Clemence Marijeni and his wife Poula Chikuhwa were at the centre of a maternity payments scam which netted £450,000 in taxpayers' cash over more than four years

United Kingdom-based Zimbabwean journalist Clemence Marijeni’s prison sentence has been increased by seven years after he was found guilty of being ‘at the heart’ of £720 000 maternity allowance fraud.

Clemence Marijeni and his wife Poula Chikuhwa were at the centre of a maternity payments scam which netted £450,000 in taxpayers' cash over more than four years
Clemence Marijeni and his wife Poula Chikuhwa were at the centre of a maternity payments scam which netted £450,000 in taxpayers’ cash over more than four years

He was already serving a 10-year jail term after he was convicted of the fraud in a sham marriage scam following a trial in October 2016.

Marijeni worked as a sports reporter and later sports editor for Chronicle in Bulawayo for many years and for the now defunct Weekend Tribune, before he relocated to the UK.

According to the Express and Star, Marijeni produced fake documents for the money-spinning rackets, which ran simultaneously for almost four years, the Wolverhampton Crown Court heard.

The Zimbabwe-born 44-year-old father of two completed a law degree at Wolverhampton University after coming to the UK in 2006 and claimed to earn £30 000-a-year from his role in a shipping business.

But the graphics expert pocketed more cash by selling forged paperwork to others involved in the two frauds while using eight bank accounts under false names to collect at least £55 000 from bogus maternity allowance claims for himself.

He and his Zimbabwean wife, Poula Chikuhwa, aged 37 — also part of the swindle — had a mansion built in their home country. The gang made at least 165 fake maternity applications between May 2011 and August 2015, pocketing £450 000, but would have collected £720 000 if a considerable number had not been spotted as phony by Department of Work and Pensions officials and were rejected.

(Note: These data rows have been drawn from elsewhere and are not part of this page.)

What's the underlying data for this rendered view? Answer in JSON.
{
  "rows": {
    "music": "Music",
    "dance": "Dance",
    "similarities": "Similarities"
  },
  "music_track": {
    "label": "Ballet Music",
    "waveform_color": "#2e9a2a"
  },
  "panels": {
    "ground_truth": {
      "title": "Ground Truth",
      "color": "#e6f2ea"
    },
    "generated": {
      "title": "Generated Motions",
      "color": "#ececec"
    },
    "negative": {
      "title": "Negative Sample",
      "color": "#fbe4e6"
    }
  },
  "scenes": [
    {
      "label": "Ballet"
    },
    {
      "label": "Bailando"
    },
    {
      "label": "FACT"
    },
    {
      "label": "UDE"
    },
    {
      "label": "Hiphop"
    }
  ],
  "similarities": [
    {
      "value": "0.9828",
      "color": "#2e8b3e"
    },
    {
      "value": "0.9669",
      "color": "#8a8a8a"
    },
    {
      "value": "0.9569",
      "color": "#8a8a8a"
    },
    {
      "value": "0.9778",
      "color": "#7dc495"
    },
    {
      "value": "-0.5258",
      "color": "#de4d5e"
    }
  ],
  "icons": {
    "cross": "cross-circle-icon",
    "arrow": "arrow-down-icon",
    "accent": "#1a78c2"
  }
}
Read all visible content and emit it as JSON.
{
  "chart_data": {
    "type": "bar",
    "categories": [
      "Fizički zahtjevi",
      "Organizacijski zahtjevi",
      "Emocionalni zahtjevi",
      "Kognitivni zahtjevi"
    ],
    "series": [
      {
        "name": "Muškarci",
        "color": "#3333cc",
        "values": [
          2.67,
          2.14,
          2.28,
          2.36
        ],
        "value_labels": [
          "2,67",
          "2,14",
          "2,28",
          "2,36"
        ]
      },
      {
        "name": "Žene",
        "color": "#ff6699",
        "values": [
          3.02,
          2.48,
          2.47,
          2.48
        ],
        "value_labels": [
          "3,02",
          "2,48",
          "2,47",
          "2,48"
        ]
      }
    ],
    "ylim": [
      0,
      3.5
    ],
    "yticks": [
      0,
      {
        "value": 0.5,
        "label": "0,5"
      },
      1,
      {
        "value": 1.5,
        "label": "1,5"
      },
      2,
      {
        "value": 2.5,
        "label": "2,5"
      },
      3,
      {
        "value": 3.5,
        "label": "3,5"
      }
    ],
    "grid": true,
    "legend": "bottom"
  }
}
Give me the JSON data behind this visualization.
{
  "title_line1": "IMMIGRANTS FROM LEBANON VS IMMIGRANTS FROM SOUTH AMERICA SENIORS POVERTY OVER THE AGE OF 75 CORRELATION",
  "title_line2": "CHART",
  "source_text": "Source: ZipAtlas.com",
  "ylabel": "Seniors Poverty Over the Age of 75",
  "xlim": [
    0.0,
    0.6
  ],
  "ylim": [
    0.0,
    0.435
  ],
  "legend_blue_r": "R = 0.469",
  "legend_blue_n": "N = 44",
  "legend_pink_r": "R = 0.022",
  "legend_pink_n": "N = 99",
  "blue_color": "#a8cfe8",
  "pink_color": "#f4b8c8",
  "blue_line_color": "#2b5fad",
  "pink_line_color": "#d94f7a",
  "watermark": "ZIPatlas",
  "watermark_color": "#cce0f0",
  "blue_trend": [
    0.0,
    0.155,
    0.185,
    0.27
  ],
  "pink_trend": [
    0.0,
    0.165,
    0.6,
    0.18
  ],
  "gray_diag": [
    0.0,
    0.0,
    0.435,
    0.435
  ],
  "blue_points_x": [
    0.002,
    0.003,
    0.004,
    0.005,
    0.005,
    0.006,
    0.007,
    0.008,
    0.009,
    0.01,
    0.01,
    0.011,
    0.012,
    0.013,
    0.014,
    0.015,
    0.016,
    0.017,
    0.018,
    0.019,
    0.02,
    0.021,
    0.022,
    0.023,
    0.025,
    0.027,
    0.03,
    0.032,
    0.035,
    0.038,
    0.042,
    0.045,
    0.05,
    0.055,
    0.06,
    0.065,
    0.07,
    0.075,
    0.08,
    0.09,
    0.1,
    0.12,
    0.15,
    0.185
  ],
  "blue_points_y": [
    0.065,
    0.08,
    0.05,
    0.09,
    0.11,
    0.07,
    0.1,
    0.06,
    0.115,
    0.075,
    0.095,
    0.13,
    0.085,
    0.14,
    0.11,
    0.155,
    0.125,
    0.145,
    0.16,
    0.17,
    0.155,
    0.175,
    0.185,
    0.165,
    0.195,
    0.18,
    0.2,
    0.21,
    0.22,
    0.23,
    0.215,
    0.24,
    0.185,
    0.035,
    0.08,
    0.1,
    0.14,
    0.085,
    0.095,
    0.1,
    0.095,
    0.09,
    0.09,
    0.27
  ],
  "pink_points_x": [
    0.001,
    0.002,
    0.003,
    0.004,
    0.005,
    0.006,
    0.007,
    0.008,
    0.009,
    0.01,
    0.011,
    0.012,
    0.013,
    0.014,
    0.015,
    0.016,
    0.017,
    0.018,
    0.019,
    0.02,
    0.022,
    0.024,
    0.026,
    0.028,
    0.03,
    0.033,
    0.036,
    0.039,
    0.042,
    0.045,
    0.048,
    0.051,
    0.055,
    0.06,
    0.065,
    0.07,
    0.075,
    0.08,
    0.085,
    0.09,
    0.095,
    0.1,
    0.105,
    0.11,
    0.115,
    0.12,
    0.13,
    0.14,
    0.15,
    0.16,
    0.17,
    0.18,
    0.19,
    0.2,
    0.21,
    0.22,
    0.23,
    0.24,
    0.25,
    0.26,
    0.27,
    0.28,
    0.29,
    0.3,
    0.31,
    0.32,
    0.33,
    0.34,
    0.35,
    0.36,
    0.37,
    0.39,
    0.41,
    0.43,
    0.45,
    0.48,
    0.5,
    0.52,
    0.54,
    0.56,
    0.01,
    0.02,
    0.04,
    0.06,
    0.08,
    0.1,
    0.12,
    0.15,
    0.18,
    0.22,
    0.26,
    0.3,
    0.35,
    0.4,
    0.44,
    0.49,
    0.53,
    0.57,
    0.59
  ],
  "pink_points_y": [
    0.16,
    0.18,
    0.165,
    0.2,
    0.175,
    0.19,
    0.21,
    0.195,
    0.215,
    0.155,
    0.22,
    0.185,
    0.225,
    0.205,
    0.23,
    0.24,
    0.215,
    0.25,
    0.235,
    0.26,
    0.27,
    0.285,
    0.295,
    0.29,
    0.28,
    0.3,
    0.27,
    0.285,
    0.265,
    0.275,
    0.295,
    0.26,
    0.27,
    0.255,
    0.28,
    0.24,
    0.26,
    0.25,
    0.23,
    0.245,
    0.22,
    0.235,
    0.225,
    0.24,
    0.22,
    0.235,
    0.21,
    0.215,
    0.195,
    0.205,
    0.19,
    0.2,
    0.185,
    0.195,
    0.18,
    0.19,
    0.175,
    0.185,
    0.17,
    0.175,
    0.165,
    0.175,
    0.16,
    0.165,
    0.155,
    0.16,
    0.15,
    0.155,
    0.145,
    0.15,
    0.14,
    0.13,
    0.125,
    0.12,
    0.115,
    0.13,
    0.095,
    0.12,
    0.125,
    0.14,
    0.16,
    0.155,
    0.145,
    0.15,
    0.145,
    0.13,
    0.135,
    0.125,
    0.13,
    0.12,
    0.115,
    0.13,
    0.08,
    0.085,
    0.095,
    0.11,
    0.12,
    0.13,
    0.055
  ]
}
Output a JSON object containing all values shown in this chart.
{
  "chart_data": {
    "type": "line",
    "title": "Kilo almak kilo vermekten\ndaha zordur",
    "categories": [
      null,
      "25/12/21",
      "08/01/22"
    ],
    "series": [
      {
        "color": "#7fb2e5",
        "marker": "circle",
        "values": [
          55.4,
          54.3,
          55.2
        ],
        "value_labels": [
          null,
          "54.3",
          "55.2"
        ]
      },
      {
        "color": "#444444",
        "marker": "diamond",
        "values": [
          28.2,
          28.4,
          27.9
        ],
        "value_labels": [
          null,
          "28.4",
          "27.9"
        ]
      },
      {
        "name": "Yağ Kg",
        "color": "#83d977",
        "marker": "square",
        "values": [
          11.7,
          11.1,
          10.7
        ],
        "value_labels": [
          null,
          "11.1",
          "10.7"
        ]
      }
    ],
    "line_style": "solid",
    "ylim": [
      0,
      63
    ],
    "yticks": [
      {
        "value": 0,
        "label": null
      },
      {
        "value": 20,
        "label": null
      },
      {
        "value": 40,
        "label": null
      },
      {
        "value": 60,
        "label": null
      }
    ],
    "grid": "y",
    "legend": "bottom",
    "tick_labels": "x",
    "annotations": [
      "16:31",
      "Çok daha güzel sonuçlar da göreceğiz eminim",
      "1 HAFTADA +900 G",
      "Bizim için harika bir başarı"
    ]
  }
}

Henry Bazra, the alleged brains behind the operation, was interviewed by investigators, but fled the UK before he could be arrested and is now thought to be in Malawi.

Chikuhwa was jailed for three years after using the name of a cousin to set up two bank accounts into which money from the scam was paid, but made the mistake of settling her own rent with some of the cash.

The judge told her: “You built a house in Zimbabwe and I am quite satisfied that was part of the motivation for your involvement. You assisted your husband when you knew he was at the heart of the web.”

Another of those jailed was former Blackpool and Zimbabwean national team footballer Liberty Masunda from Mapleton Road, Hall Green — now a clinical engineer in Somerset — who received a three-year jail sentence for his involvement in the conspiracy.